Hablemos de las lámparas de yodo de galio
La mayoría de las lámparas UV son adecuadas para tareas básicas, pero a veces no son suficientes. Si trabajas con reacciones fotoquímicas de alta intensidad o procesos de curado complejos, necesitas algo más específico. Aquí es donde entran en juego nuestras lámparas de yodo de galio.
Ellas funcionan en un rango de longitud de onda muy específico: entre 253 nm y 350 nm. Si has tenido problemas para lograr que una lámpara estándar funcione correctamente o emita la longitud de onda adecuada, entonces sabrás por qué estas lámparas son una mejor opción.
Cómo funcionan realmente
En realidad, todo se debe al material compuesto por yodo de galio. Es esta sustancia química la que permite obtener una emisión de radiación UV-B y UV-C eficaz.

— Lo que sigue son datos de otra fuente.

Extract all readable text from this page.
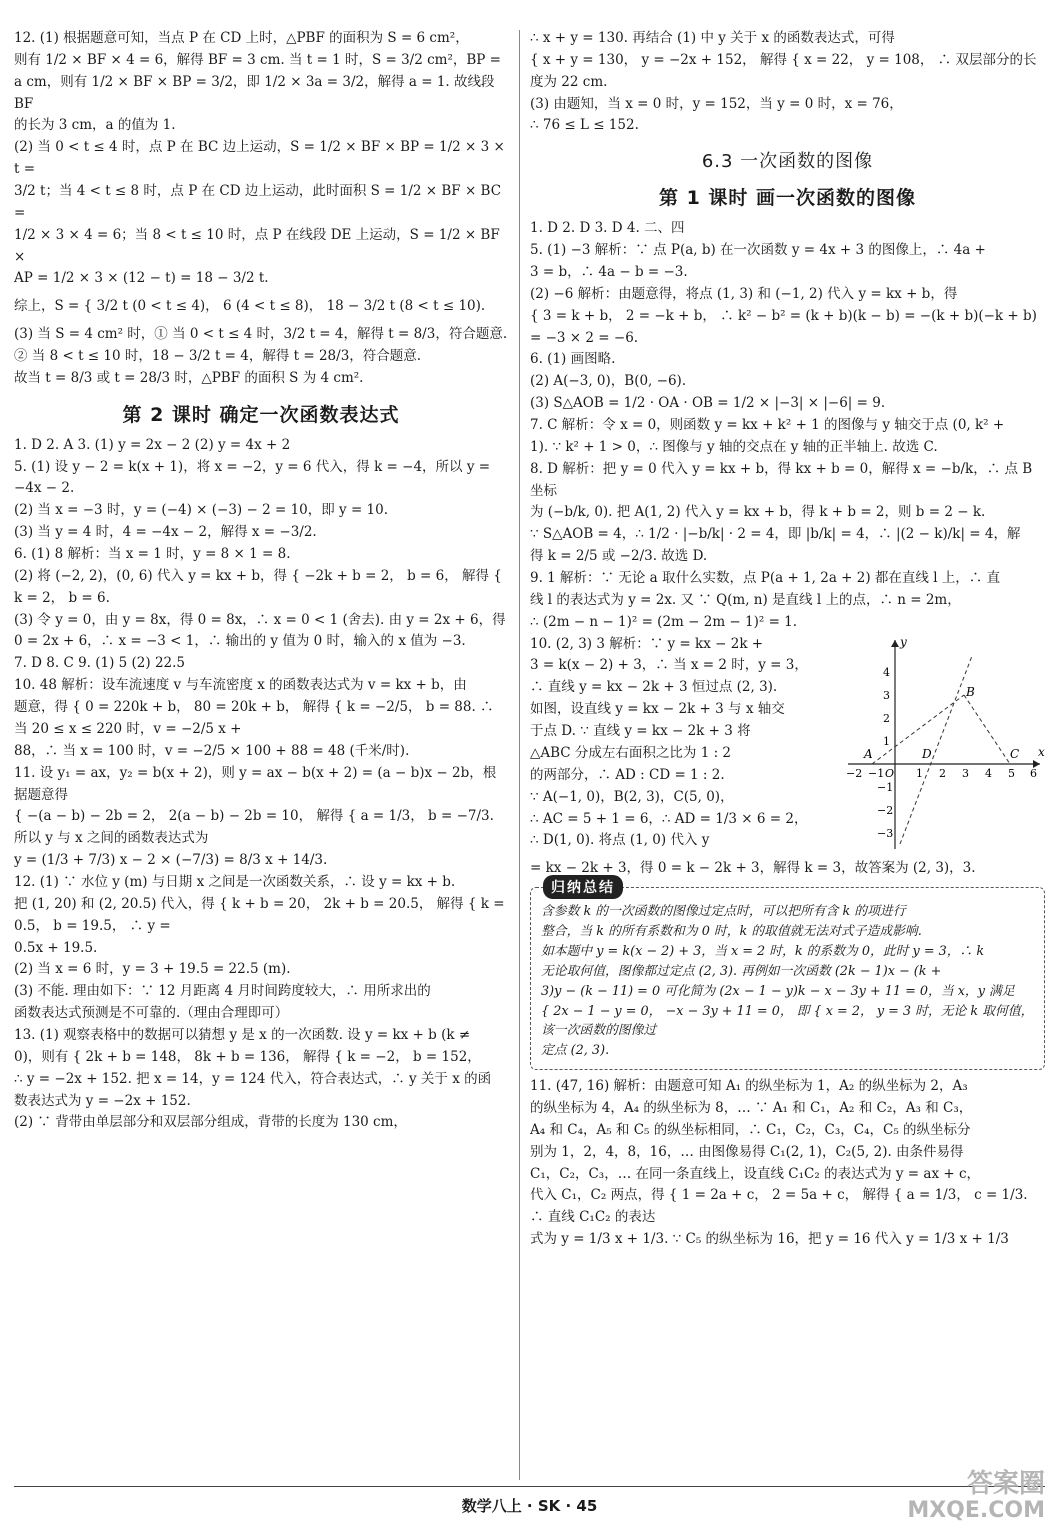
12. (1) 根据题意可知，当点 P 在 CD 上时，△PBF 的面积为 S = 6 cm²，

则有 1/2 × BF × 4 = 6，解得 BF = 3 cm. 当 t = 1 时，S = 3/2 cm²，BP =

a cm，则有 1/2 × BF × BP = 3/2，即 1/2 × 3a = 3/2，解得 a = 1. 故线段 BF

的长为 3 cm，a 的值为 1.

(2) 当 0 < t ≤ 4 时，点 P 在 BC 边上运动，S = 1/2 × BF × BP = 1/2 × 3 × t =

3/2 t；当 4 < t ≤ 8 时，点 P 在 CD 边上运动，此时面积 S = 1/2 × BF × BC =

1/2 × 3 × 4 = 6；当 8 < t ≤ 10 时，点 P 在线段 DE 上运动，S = 1/2 × BF ×

AP = 1/2 × 3 × (12 − t) = 18 − 3/2 t.

综上，S = { 3/2 t (0 < t ≤ 4)， 6 (4 < t ≤ 8)， 18 − 3/2 t (8 < t ≤ 10).

(3) 当 S = 4 cm² 时，① 当 0 < t ≤ 4 时，3/2 t = 4，解得 t = 8/3，符合题意.

② 当 8 < t ≤ 10 时，18 − 3/2 t = 4，解得 t = 28/3，符合题意.

故当 t = 8/3 或 t = 28/3 时，△PBF 的面积 S 为 4 cm².

第 2 课时 确定一次函数表达式

1. D 2. A 3. (1) y = 2x − 2 (2) y = 4x + 2

5. (1) 设 y − 2 = k(x + 1)，将 x = −2，y = 6 代入，得 k = −4，所以 y = −4x − 2.

(2) 当 x = −3 时，y = (−4) × (−3) − 2 = 10，即 y = 10.

(3) 当 y = 4 时，4 = −4x − 2，解得 x = −3/2.

6. (1) 8 解析：当 x = 1 时，y = 8 × 1 = 8.

(2) 将 (−2, 2)，(0, 6) 代入 y = kx + b，得 { −2k + b = 2， b = 6， 解得 { k = 2， b = 6.

(3) 令 y = 0，由 y = 8x，得 0 = 8x，∴ x = 0 < 1 (舍去). 由 y = 2x + 6，得

0 = 2x + 6，∴ x = −3 < 1，∴ 输出的 y 值为 0 时，输入的 x 值为 −3.

7. D 8. C 9. (1) 5 (2) 22.5

10. 48 解析：设车流速度 v 与车流密度 x 的函数表达式为 v = kx + b，由

题意，得 { 0 = 220k + b， 80 = 20k + b， 解得 { k = −2/5， b = 88. ∴ 当 20 ≤ x ≤ 220 时，v = −2/5 x +

88，∴ 当 x = 100 时，v = −2/5 × 100 + 88 = 48 (千米/时).

11. 设 y₁ = ax，y₂ = b(x + 2)，则 y = ax − b(x + 2) = (a − b)x − 2b，根据题意得

{ −(a − b) − 2b = 2， 2(a − b) − 2b = 10， 解得 { a = 1/3， b = −7/3. 所以 y 与 x 之间的函数表达式为

y = (1/3 + 7/3) x − 2 × (−7/3) = 8/3 x + 14/3.

12. (1) ∵ 水位 y (m) 与日期 x 之间是一次函数关系，∴ 设 y = kx + b.

把 (1, 20) 和 (2, 20.5) 代入，得 { k + b = 20， 2k + b = 20.5， 解得 { k = 0.5， b = 19.5， ∴ y =

0.5x + 19.5.

(2) 当 x = 6 时，y = 3 + 19.5 = 22.5 (m).

(3) 不能. 理由如下：∵ 12 月距离 4 月时间跨度较大，∴ 用所求出的

函数表达式预测是不可靠的.（理由合理即可）

13. (1) 观察表格中的数据可以猜想 y 是 x 的一次函数. 设 y = kx + b (k ≠

0)，则有 { 2k + b = 148， 8k + b = 136， 解得 { k = −2， b = 152，

∴ y = −2x + 152. 把 x = 14，y = 124 代入，符合表达式，∴ y 关于 x 的函

数表达式为 y = −2x + 152.

(2) ∵ 背带由单层部分和双层部分组成，背带的长度为 130 cm，

∴ x + y = 130. 再结合 (1) 中 y 关于 x 的函数表达式，可得

{ x + y = 130， y = −2x + 152， 解得 { x = 22， y = 108， ∴ 双层部分的长度为 22 cm.

(3) 由题知，当 x = 0 时，y = 152，当 y = 0 时，x = 76，

∴ 76 ≤ L ≤ 152.

6.3 一次函数的图像
第 1 课时 画一次函数的图像

1. D 2. D 3. D 4. 二、四

5. (1) −3 解析：∵ 点 P(a, b) 在一次函数 y = 4x + 3 的图像上，∴ 4a +

3 = b，∴ 4a − b = −3.

(2) −6 解析：由题意得，将点 (1, 3) 和 (−1, 2) 代入 y = kx + b，得

{ 3 = k + b， 2 = −k + b， ∴ k² − b² = (k + b)(k − b) = −(k + b)(−k + b) = −3 × 2 = −6.

6. (1) 画图略.

(2) A(−3, 0)，B(0, −6).

(3) S△AOB = 1/2 · OA · OB = 1/2 × |−3| × |−6| = 9.

7. C 解析：令 x = 0，则函数 y = kx + k² + 1 的图像与 y 轴交于点 (0, k² +

1). ∵ k² + 1 > 0，∴ 图像与 y 轴的交点在 y 轴的正半轴上. 故选 C.

8. D 解析：把 y = 0 代入 y = kx + b，得 kx + b = 0，解得 x = −b/k，∴ 点 B 坐标

为 (−b/k, 0). 把 A(1, 2) 代入 y = kx + b，得 k + b = 2，则 b = 2 − k.

∵ S△AOB = 4，∴ 1/2 · |−b/k| · 2 = 4，即 |b/k| = 4，∴ |(2 − k)/k| = 4，解

得 k = 2/5 或 −2/3. 故选 D.

9. 1 解析：∵ 无论 a 取什么实数，点 P(a + 1, 2a + 2) 都在直线 l 上，∴ 直

线 l 的表达式为 y = 2x. 又 ∵ Q(m, n) 是直线 l 上的点，∴ n = 2m，

∴ (2m − n − 1)² = (2m − 2m − 1)² = 1.

x
y
O
−2 −1	1 2 3 4 5 6
4
3
2
1
−1
−2
−3
A
B
C
D

10. (2, 3) 3 解析：∵ y = kx − 2k +

3 = k(x − 2) + 3，∴ 当 x = 2 时，y = 3，

∴ 直线 y = kx − 2k + 3 恒过点 (2, 3).

如图，设直线 y = kx − 2k + 3 与 x 轴交

于点 D. ∵ 直线 y = kx − 2k + 3 将

△ABC 分成左右面积之比为 1 : 2

的两部分，∴ AD : CD = 1 : 2.

∵ A(−1, 0)，B(2, 3)，C(5, 0)，

∴ AC = 5 + 1 = 6，∴ AD = 1/3 × 6 = 2，

∴ D(1, 0). 将点 (1, 0) 代入 y

= kx − 2k + 3，得 0 = k − 2k + 3，解得 k = 3，故答案为 (2, 3)，3.

归纳总结

含参数 k 的一次函数的图像过定点时，可以把所有含 k 的项进行

整合，当 k 的所有系数和为 0 时，k 的取值就无法对式子造成影响.

如本题中 y = k(x − 2) + 3，当 x = 2 时，k 的系数为 0，此时 y = 3，∴ k

无论取何值，图像都过定点 (2, 3). 再例如一次函数 (2k − 1)x − (k +

3)y − (k − 11) = 0 可化简为 (2x − 1 − y)k − x − 3y + 11 = 0，当 x，y 满足

{ 2x − 1 − y = 0， −x − 3y + 11 = 0， 即 { x = 2， y = 3 时，无论 k 取何值，该一次函数的图像过

定点 (2, 3).

11. (47, 16) 解析：由题意可知 A₁ 的纵坐标为 1，A₂ 的纵坐标为 2，A₃

的纵坐标为 4，A₄ 的纵坐标为 8，… ∵ A₁ 和 C₁，A₂ 和 C₂，A₃ 和 C₃，

A₄ 和 C₄，A₅ 和 C₅ 的纵坐标相同，∴ C₁，C₂，C₃，C₄，C₅ 的纵坐标分

别为 1，2，4，8，16，… 由图像易得 C₁(2, 1)，C₂(5, 2). 由条件易得

C₁，C₂，C₃，… 在同一条直线上，设直线 C₁C₂ 的表达式为 y = ax + c，

代入 C₁，C₂ 两点，得 { 1 = 2a + c， 2 = 5a + c， 解得 { a = 1/3， c = 1/3. ∴ 直线 C₁C₂ 的表达

式为 y = 1/3 x + 1/3. ∵ C₅ 的纵坐标为 16，把 y = 16 代入 y = 1/3 x + 1/3

数学八上 · SK · 45
答案圈
MXQE.COM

Al elegir una lámpara, lo que realmente buscas es un nivel específico de irradiación. Nosotros nos ocupamos de ajustar la presión del gas y la forma de los electrodos, para que el pico espectral se encuentre exactamente donde lo necesitas.
Es una solución ideal si trabajas con materiales sensibles. Puedes obtener la potencia que necesitas sin dañar accidentalmente tu sustrato.
Adaptarlas a tus equipos
Si estás fabricando tu propia marca o integrando estas lámparas en una máquina, no quieres tener problemas durante el montaje. Necesitas una lámpara que se adapte perfectamente a tus equipos.
Nosotros nos encargamos de adaptar las lámparas a las dimensiones y características de tus equipos. No hay necesidad de modificar tu hardware.
También nos ocupamos de los detalles técnicos:
La potencia: Ajustamos los requisitos del balasto. Nadie quiere una lámpara que se termine quemando demasiado rápido.
El vidrio: Utilizamos cuarzo fundido de alta pureza. El vidrio barato bloquea los rayos UV; el nuestro, en cambio, los permite pasar.
Los cables: Usamos conectores y cables personalizados, según lo que requiera tu máquina.
Un aviso sobre el calor
La cuestión es que la radiación UV de alta intensidad genera mucho calor. Si utilizas las lámparas a su máxima potencia, debes asegurarte de que tu sistema de refrigeración sea capaz de manejar ese calor. Si el aire no circula, el envoltorio de cuarzo se daña debido al estrés térmico. Eso puede causar que la lámpara se dañe rápidamente.
Mantén un ciclo de trabajo constante. Es la mejor manera de mantener una salida estable durante miles de horas, sin sorpresas.